Integrate AI agents with MCP and PostgreSQL

Completed

Modern AI agents often need to interact with a wide range of tools and data sources. The Model Context Protocol (MCP) provides a standardized way for agents to discover, connect to, and invoke external tools and services. MCP acts as a universal adapter, enabling seamless integration with platforms like GitHub and Azure services.

Define MCP and its key components

MCP consists of two main parts:

  • MCP Server: Hosts tools and exposes them to agents via a standardized interface. It supports asynchronous tool invocation and can be registered with orchestration frameworks like Foundry Agent Service.
  • MCP Client: Allows agents to discover and call tools hosted on the MCP Server. It handles communication, tool registration, and runtime execution.

Together, these components allow agents to dynamically access tools during runtime, improving flexibility and modularity.

Describe Azure MCP Server support for Azure Database for PostgreSQL

Azure MCP Server can be configured to expose tools that interact with Azure Database for PostgreSQL. For example, agents can use MCP-wrapped tools to:

  • Query structured data using SQL.
  • Perform vector search using the pgvector extension.
  • Retrieve embeddings stored in PostgreSQL via the azure_ai extension.

With this setup, agents use PostgreSQL to store information and retrieve it when needed. MCP connects the agent and the database so they can work together.

Position MCP in agentic architecture

In a typical agentic architecture, MCP fits between the orchestration layer and the tool layer. Agents use orchestration frameworks like Azure AI Agent Service to manage workflows and reasoning. When a task requires external data or computation, the agent calls tools hosted on the MCP Server.

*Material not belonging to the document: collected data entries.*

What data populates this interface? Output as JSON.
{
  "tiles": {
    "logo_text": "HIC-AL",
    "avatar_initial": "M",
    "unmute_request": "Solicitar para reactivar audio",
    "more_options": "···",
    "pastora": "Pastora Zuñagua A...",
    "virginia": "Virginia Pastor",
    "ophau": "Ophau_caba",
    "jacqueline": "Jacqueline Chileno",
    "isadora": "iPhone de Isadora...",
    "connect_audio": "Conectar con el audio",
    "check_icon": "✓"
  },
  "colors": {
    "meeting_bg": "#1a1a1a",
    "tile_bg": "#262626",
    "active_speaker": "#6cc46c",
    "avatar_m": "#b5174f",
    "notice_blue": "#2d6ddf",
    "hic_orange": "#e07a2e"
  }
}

Diagram of MCP architecture showing AI agent connecting through Azure MCP Server to Azure Database for PostgreSQL and other Azure services.

MCP architecture showing how agents use Azure MCP Server to access Azure Database for PostgreSQL and other Azure services.

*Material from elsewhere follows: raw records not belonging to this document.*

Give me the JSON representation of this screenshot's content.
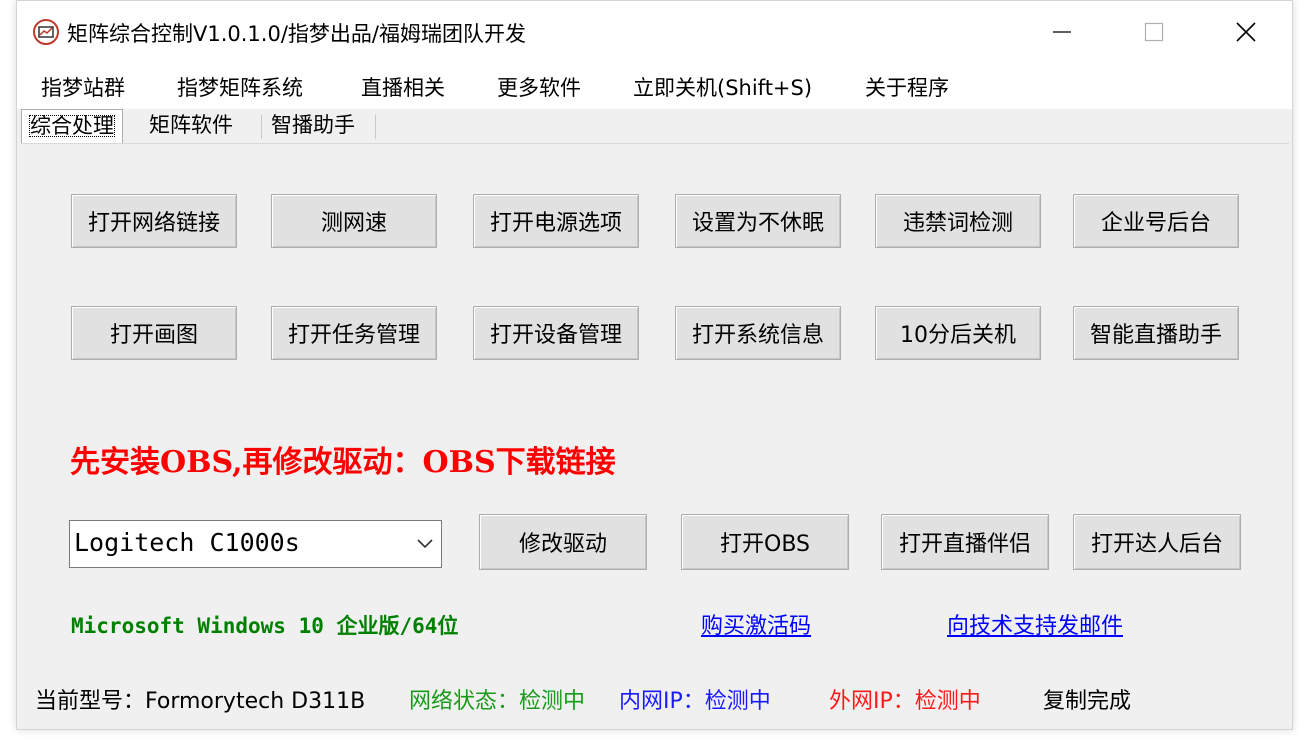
{
  "window": {
    "title": "矩阵综合控制V1.0.1.0/指梦出品/福姆瑞团队开发"
  },
  "menu": [
    "指梦站群",
    "指梦矩阵系统",
    "直播相关",
    "更多软件",
    "立即关机(Shift+S)",
    "关于程序"
  ],
  "tabs": [
    {
      "label": "综合处理",
      "active": true
    },
    {
      "label": "矩阵软件",
      "active": false
    },
    {
      "label": "智播助手",
      "active": false
    }
  ],
  "buttons_row1": [
    "打开网络链接",
    "测网速",
    "打开电源选项",
    "设置为不休眠",
    "违禁词检测",
    "企业号后台"
  ],
  "buttons_row2": [
    "打开画图",
    "打开任务管理",
    "打开设备管理",
    "打开系统信息",
    "10分后关机",
    "智能直播助手"
  ],
  "warning_text": "先安装OBS,再修改驱动：OBS下载链接",
  "camera_select": {
    "value": "Logitech C1000s"
  },
  "driver_buttons": [
    "修改驱动",
    "打开OBS",
    "打开直播伴侣",
    "打开达人后台"
  ],
  "os_info": "Microsoft Windows 10 企业版/64位",
  "links": {
    "buy_code": "购买激活码",
    "email_support": "向技术支持发邮件"
  },
  "status": {
    "model": "当前型号：Formorytech  D311B",
    "network": "网络状态：检测中",
    "lan_ip": "内网IP：检测中",
    "wan_ip": "外网IP：检测中",
    "copy": "复制完成"
  },
  "colors": {
    "warning": "#ff0000",
    "os_info": "#008000",
    "link": "#0000ff",
    "network_status": "#1a9a1a",
    "lan_ip": "#1a1aff",
    "wan_ip": "#ff1a1a"
  }
}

For example, at Margie’s Travel, agents use MCP to access tools that query property databases, analyze guest reviews, and generate summaries. This modular approach allows the team to update tools independently and scale agent capabilities without rewriting core logic.

Key takeaways

MCP and Azure MCP Server give AI agents a reliable way to connect with external tools and data sources. When used with Azure Database for PostgreSQL, they allow agents to query structured and semantic data as part of their workflow. This combination helps create systems that are flexible, consistent, and easier to scale.